Point Tracking Improves World Action Models

2026-05-22Robotics

Robotics
AI summary

The authors created JOPAT, a model that helps robots learn by predicting both what they see and how things move, instead of just focusing on raw images. This approach uses tracking points to better understand motion over time, even when objects are hidden or partly out of view. Their method works better than traditional image-based models, especially on tasks where objects move a lot or get occluded. They tested it on robotic tasks and found improved performance.
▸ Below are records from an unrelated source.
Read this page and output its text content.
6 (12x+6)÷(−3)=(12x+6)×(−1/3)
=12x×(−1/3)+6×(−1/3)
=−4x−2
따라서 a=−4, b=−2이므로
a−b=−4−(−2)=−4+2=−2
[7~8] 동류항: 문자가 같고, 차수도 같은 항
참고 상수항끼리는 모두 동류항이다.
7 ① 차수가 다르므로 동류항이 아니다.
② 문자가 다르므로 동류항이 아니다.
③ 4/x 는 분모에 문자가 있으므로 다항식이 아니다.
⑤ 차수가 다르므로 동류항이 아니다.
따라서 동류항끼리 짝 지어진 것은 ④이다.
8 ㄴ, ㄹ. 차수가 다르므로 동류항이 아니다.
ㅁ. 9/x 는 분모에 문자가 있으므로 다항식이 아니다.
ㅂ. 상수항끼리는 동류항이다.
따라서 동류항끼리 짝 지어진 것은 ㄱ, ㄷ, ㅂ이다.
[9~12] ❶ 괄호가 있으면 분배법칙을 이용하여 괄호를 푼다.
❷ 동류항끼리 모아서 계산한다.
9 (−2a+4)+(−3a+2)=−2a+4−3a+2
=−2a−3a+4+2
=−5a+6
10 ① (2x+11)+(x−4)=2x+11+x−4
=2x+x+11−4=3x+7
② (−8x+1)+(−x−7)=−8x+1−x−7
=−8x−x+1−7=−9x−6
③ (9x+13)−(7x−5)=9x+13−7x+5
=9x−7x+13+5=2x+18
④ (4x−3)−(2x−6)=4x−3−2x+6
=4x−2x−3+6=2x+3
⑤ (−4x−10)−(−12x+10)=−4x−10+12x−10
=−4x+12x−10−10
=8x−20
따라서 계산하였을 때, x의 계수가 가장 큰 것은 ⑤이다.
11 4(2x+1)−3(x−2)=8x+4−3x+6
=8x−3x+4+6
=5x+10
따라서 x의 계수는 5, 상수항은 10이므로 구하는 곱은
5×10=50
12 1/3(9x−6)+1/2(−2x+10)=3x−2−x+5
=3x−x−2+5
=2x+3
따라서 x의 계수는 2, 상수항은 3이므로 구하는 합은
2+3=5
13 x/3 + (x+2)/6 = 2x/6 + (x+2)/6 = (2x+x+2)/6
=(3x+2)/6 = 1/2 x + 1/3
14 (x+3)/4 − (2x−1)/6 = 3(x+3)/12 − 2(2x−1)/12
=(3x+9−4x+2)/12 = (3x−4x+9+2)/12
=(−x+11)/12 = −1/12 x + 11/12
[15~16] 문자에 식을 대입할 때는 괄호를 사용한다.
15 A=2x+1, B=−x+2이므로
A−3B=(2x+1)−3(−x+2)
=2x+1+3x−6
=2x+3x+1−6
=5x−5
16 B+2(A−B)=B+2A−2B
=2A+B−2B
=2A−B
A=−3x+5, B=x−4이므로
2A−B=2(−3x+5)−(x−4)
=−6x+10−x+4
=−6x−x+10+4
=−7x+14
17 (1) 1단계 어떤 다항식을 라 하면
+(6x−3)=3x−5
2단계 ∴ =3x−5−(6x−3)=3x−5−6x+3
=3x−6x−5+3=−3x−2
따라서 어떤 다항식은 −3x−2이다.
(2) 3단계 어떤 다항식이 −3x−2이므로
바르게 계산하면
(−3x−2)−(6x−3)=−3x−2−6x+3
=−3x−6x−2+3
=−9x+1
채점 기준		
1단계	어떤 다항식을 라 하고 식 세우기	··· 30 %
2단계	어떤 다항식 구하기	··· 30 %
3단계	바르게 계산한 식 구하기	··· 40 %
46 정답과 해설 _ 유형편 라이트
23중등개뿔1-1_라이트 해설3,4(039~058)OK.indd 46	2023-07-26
robot policy learningworld-action modellatent visual observationsdenoising diffusion transformer2D point tracksocclusionlong-horizon dynamicspixel-level predictionrepresentation learningobject interaction
Authors
Jiarui Guan, Wenshuai Zhao, Yue Pei, Ziliang Chen, Arno Solin, Juho Kannala
Abstract
Robot policy learning benefits from world-action models that capture environment dynamics, but pixel-level prediction entangles dynamics with nuisance factors such as lighting and texture, making learned representations vulnerable to task-irrelevant visual variation. We propose JOPAT, a JOint Pixel-And-Track World-Action Model that predicts latent visual observations, 2D point tracks with visibility, and actions in a single denoising diffusion transformer. The key insight is that tracks provide an explicit representation of motion that captures long-horizon dynamics and remains robust under occlusion or partial out-of-frame motion, offering greater utility than modeling pixel appearance alone. On LIBERO and real-world LeRobot tasks, JOPAT improves over pixel-based baselines, with the largest gains on long-horizon tasks involving occlusion, object interaction, and off-screen motion.